Am Mittwochvormittag befindet sich die fünfköpfige Storchenfamilie aus Neustadt auf Futterflug. Die drei Jungtiere sind erst seit kurzem flügge und sammeln ihre ersten Flugerfahrungen. Deshalb machen die Tiere oft Pause und legen viele Zwischenstopps ein, erläutert Storchenberater Gerold Haas die Hintergründe. Was dann beim gemeinsamen morgendlichen Familienausflug passiert, schildert Heidi Fienz.
Flattert heftig und stürzt ab
An ihrem Arbeitsplatz am Firmengelände der Nachtmann Kristallwerke in Neustadt erlebt sie das Storchendrama hautnah: "Mein Kollege Manfred Ziegler hat den Vorfall zum Glück beobachtet, sonst hätten wir den armen Kerl nie entdeckt. Er ist gegen 9 Uhr mit seiner Mutter gemeinsam am Schlot gelandet. Beim Losfliegen muss er das Gleichgewicht verloren haben und ist rücklings in die Kaminöffnung gefallen. Dabei hat er heftig geflattert und noch versucht, wieder hoch zukommen. Dann war er schlagartig weg."
Ziegler informiert seine Kolleginnen Alexandra Ernsberger und Heidi Fienz über den Vorfall. Diese eilen sofort zum Industriekamin, der nicht mehr genutzt wird. Ihre Befürchtung: Beim Sturz durch das 30 Meter lange, enge Rohr könnte der Jungvogel ums Leben gekommen sein oder sich schwer verletzt haben. Als sie angespannt die Kamintür zur Brennkammer öffnen, sehen sie die langen Beine des Storches und hören ihn klappern. Er lebt noch und scheint unverletzt, kann jedoch nicht ohne Weiteres gerettet werden, da die Öffnung sehr eng ist. Gemeinsam mit dem ebenfalls zur Hilfe geeilten Helmut Staratschek versuchen die drei Helfer, den Jungstorch aus dem Kamin zu holen. "Wir mussten ihn über eine ganz kleine Öffnung rausholen. Er hat mir so leid getan, und ich bin so froh, dass er noch lebte", berichtet Fienz.
Das war wirklich eine vorbildliche Großtat.
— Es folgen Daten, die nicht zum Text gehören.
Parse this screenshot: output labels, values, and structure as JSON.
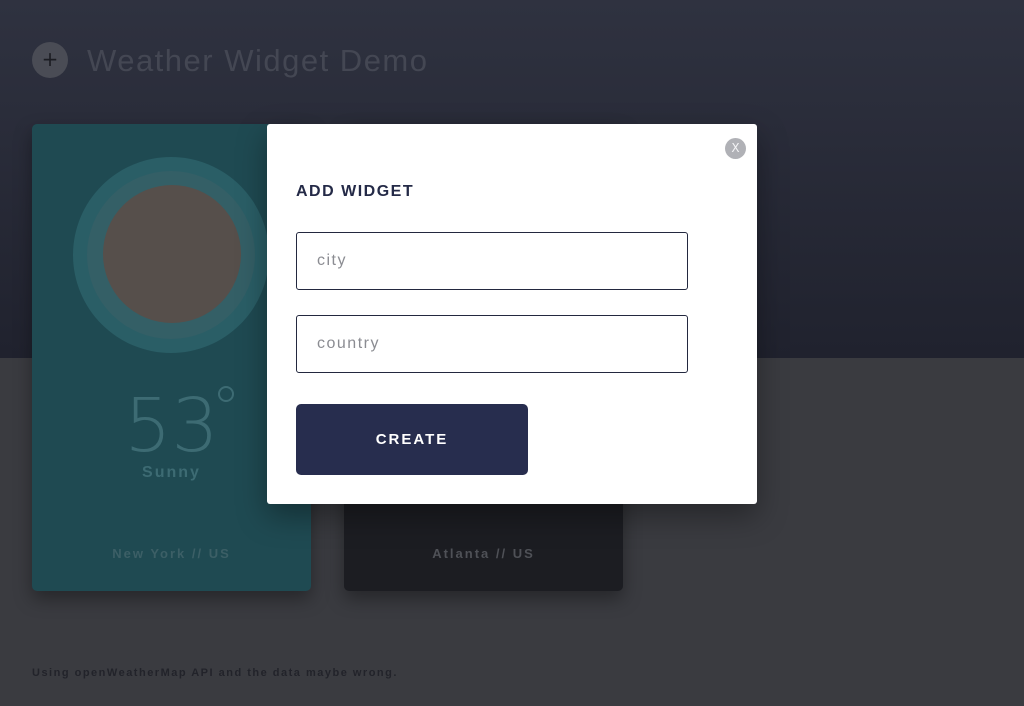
{
  "header": {
    "add_icon": "plus-icon",
    "add_label": "+",
    "title": "Weather Widget Demo"
  },
  "widgets": [
    {
      "temperature": "53",
      "condition": "Sunny",
      "location": "New York // US",
      "icon": "sun-icon"
    },
    {
      "location": "Atlanta // US"
    }
  ],
  "footer": {
    "note": "Using openWeatherMap API and the data maybe wrong."
  },
  "modal": {
    "close_label": "X",
    "title": "ADD WIDGET",
    "city_placeholder": "city",
    "city_value": "",
    "country_placeholder": "country",
    "country_value": "",
    "create_label": "CREATE"
  },
  "colors": {
    "accent": "#272d4e",
    "card_sunny": "#1f4a52",
    "card_dark": "#1c1d22"
  }
}
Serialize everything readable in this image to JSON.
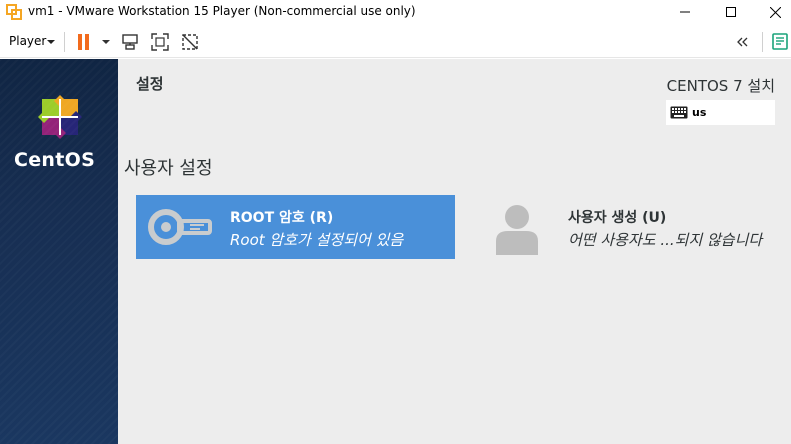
{
  "window": {
    "title": "vm1 - VMware Workstation 15 Player (Non-commercial use only)",
    "minimize": "—",
    "maximize": "☐",
    "close": "✕"
  },
  "toolbar": {
    "player_menu": "Player",
    "icons": [
      "pause-icon",
      "dropdown-icon",
      "send-ctrl-alt-del-icon",
      "fullscreen-icon",
      "unity-icon",
      "collapse-icon",
      "notes-icon"
    ]
  },
  "sidebar": {
    "brand": "CentOS"
  },
  "header": {
    "title": "설정",
    "install_title": "CENTOS 7 설치",
    "keyboard_layout": "us"
  },
  "section": {
    "title": "사용자 설정"
  },
  "spokes": {
    "root": {
      "name": "ROOT 암호 (R)",
      "status": "Root 암호가 설정되어 있음"
    },
    "user": {
      "name": "사용자 생성 (U)",
      "status": "어떤 사용자도 ...되지 않습니다"
    }
  },
  "colors": {
    "accent": "#4a90d9",
    "sidebar": "#172e52",
    "main_bg": "#ededed"
  }
}
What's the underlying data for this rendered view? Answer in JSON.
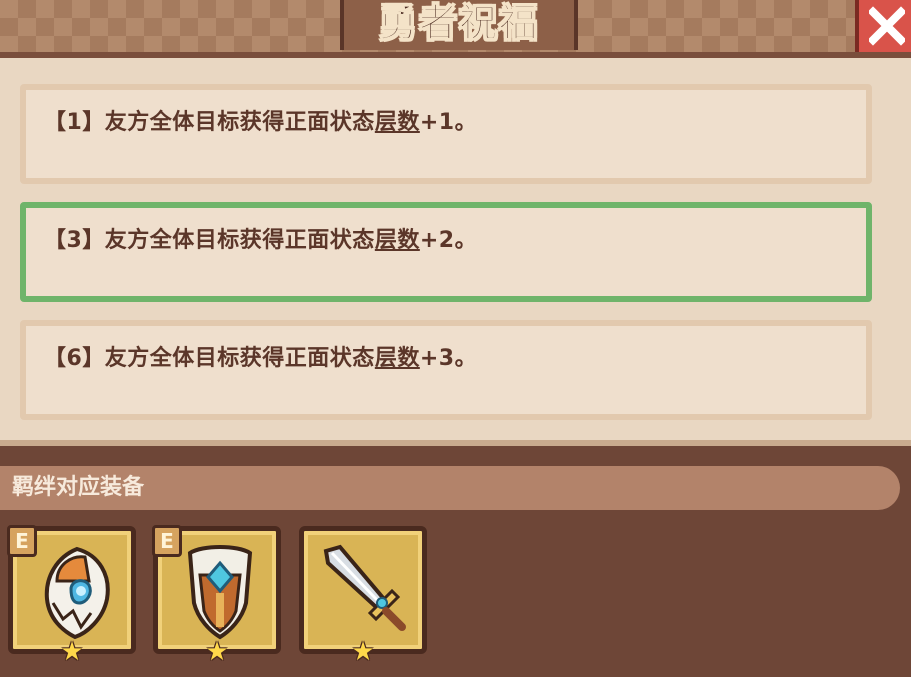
{
  "title": "勇者祝福",
  "effects": [
    {
      "prefix": "【1】友方全体目标获得正面状态",
      "keyword": "层数",
      "suffix": "+1。",
      "selected": false
    },
    {
      "prefix": "【3】友方全体目标获得正面状态",
      "keyword": "层数",
      "suffix": "+2。",
      "selected": true
    },
    {
      "prefix": "【6】友方全体目标获得正面状态",
      "keyword": "层数",
      "suffix": "+3。",
      "selected": false
    }
  ],
  "section_label": "羁绊对应装备",
  "equipment": [
    {
      "icon": "wing-shield-icon",
      "badge": "E",
      "stars": "★"
    },
    {
      "icon": "gem-shield-icon",
      "badge": "E",
      "stars": "★"
    },
    {
      "icon": "sword-icon",
      "badge": "",
      "stars": "★"
    }
  ],
  "colors": {
    "background": "#6e4637",
    "panel": "#e9d7c2",
    "selected_border": "#6fb46a",
    "close_button": "#d9534a"
  }
}
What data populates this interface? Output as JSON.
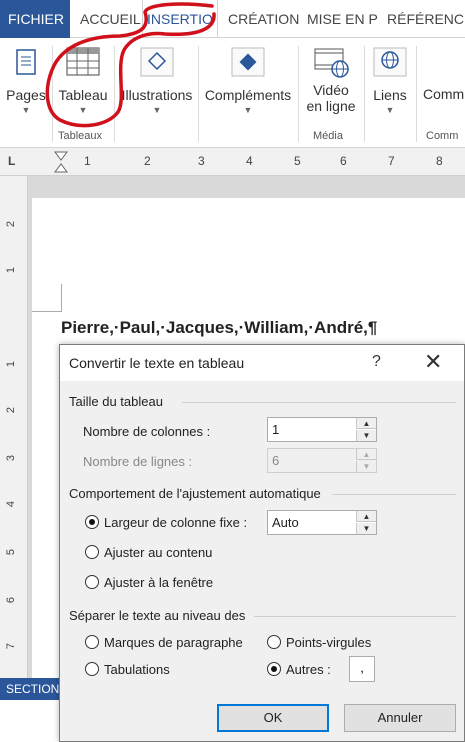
{
  "ribbon_tabs": {
    "file": "FICHIER",
    "home": "ACCUEIL",
    "insert": "INSERTIO",
    "design": "CRÉATION",
    "layout": "MISE EN P",
    "references": "RÉFÉRENC"
  },
  "ribbon": {
    "pages": "Pages",
    "table": "Tableau",
    "illustrations": "Illustrations",
    "addins": "Compléments",
    "video_line1": "Vidéo",
    "video_line2": "en ligne",
    "links": "Liens",
    "comments_partial": "Comm",
    "group_tables": "Tableaux",
    "group_media": "Média",
    "group_comments_partial": "Comm"
  },
  "ruler": {
    "marks": [
      "L",
      "1",
      "2",
      "3",
      "4",
      "5",
      "6",
      "7",
      "8"
    ]
  },
  "vertical_ruler": {
    "marks": [
      "2",
      "1",
      "1",
      "2",
      "3",
      "4",
      "5",
      "6",
      "7"
    ]
  },
  "document": {
    "text": "Pierre,·Paul,·Jacques,·William,·André,¶"
  },
  "status_bar": {
    "section": "SECTION"
  },
  "dialog": {
    "title": "Convertir le texte en tableau",
    "help": "?",
    "close": "✕",
    "size_section": "Taille du tableau",
    "columns_label": "Nombre de colonnes :",
    "columns_value": "1",
    "rows_label": "Nombre de lignes :",
    "rows_value": "6",
    "autofit_section": "Comportement de l'ajustement automatique",
    "fixed_width_label": "Largeur de colonne fixe :",
    "fixed_width_value": "Auto",
    "fixed_width_selected": true,
    "fit_content_label": "Ajuster au contenu",
    "fit_window_label": "Ajuster à la fenêtre",
    "separator_section": "Séparer le texte au niveau des",
    "paragraphs_label": "Marques de paragraphe",
    "semicolons_label": "Points-virgules",
    "tabs_label": "Tabulations",
    "other_label": "Autres :",
    "other_selected": true,
    "other_value": ",",
    "ok": "OK",
    "cancel": "Annuler"
  },
  "colors": {
    "accent": "#2b579a",
    "annotation": "#d0101a",
    "focus": "#0078d7"
  }
}
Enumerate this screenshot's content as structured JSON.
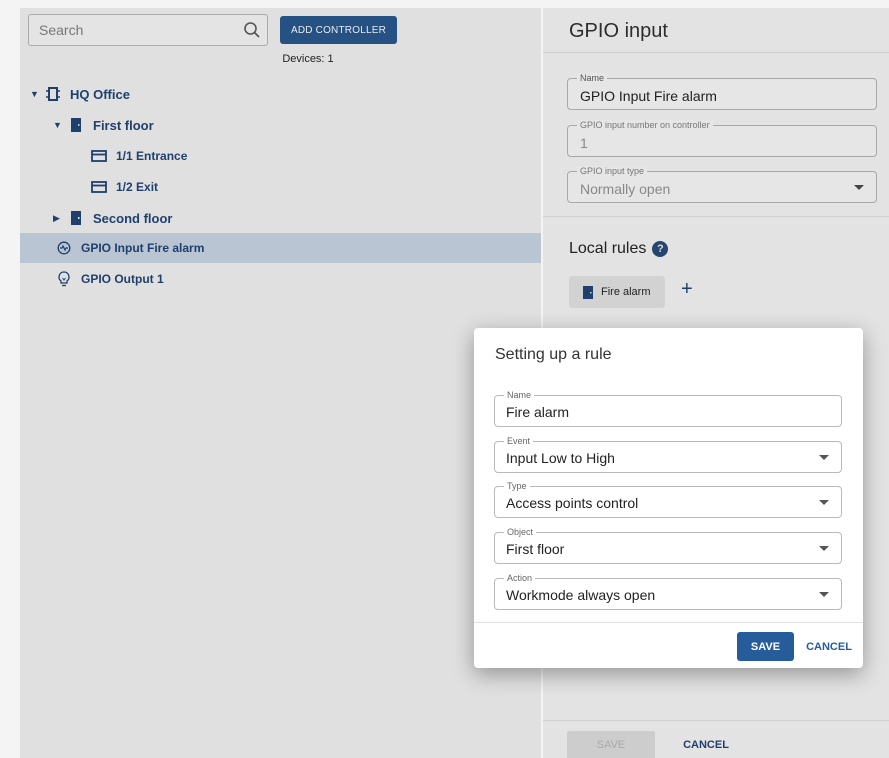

Staratschek greift mit einem Handschuh in den Kamin und hält dem Vogel den Schnabel zu, um nicht verletzt zu werden. "Er hat rumgeschnappt und uns auch ein paar Mal erwischt. Dann haben wir ihn rausgeholt, vorsichtig auf den Boden gedrückt und die Flügel an den Körper angelegt", schildert Fienz die Aktion.
Als Gerold Haas eintrifft, ist der Pechvogel bereits ruhig gestellt. "Er war in einer Schachtel verstaut mit Deckel und Luftlöchern. Was die Mitarbeiter gemacht haben, war wirklich eine vorbildliche Großtat", lobt der Neustädter Storchenberater. Der 74-Jährige wurde von der Unteren Naturschutzbehörde des Landkreises informiert und fährt das Tier umgehend nach Regenstauf in die dortige Vogelauffangstation.
Storchenfamilie unruhig
"Ein Tierarzt hat ihn aus der Schachtel geholt und untersucht. Er war zwar noch rußgeschwärzt und leicht benommen, hat ansonsten jedoch keinen Flügelbruch oder andere größere Verletzungen davongetragen." Laut Haas bleibt der Storch nun ein bis zwei Tage zur Beobachtung in Regenstauf. Er soll bereits gegessen und getrunken haben. "Sobald er wieder fit ist, hole ich ihn ab. Dann wird er zu seiner Familie gebracht und ausgewildert."
Die zurückgebliebenen Familienmitlieder dürften darüber sehr erfreut sein. Gegenwärtig machen die anderen Störche einen nervösen Eindruck, sagt Claudia Prößl. Die Pressesprecherin des Landratsamtes kann von ihrem Büro direkt auf den Neustädter Horst blicken und sagt: "Sie kreisen heute besonders häufig über ihrem Nest und sind unruhig."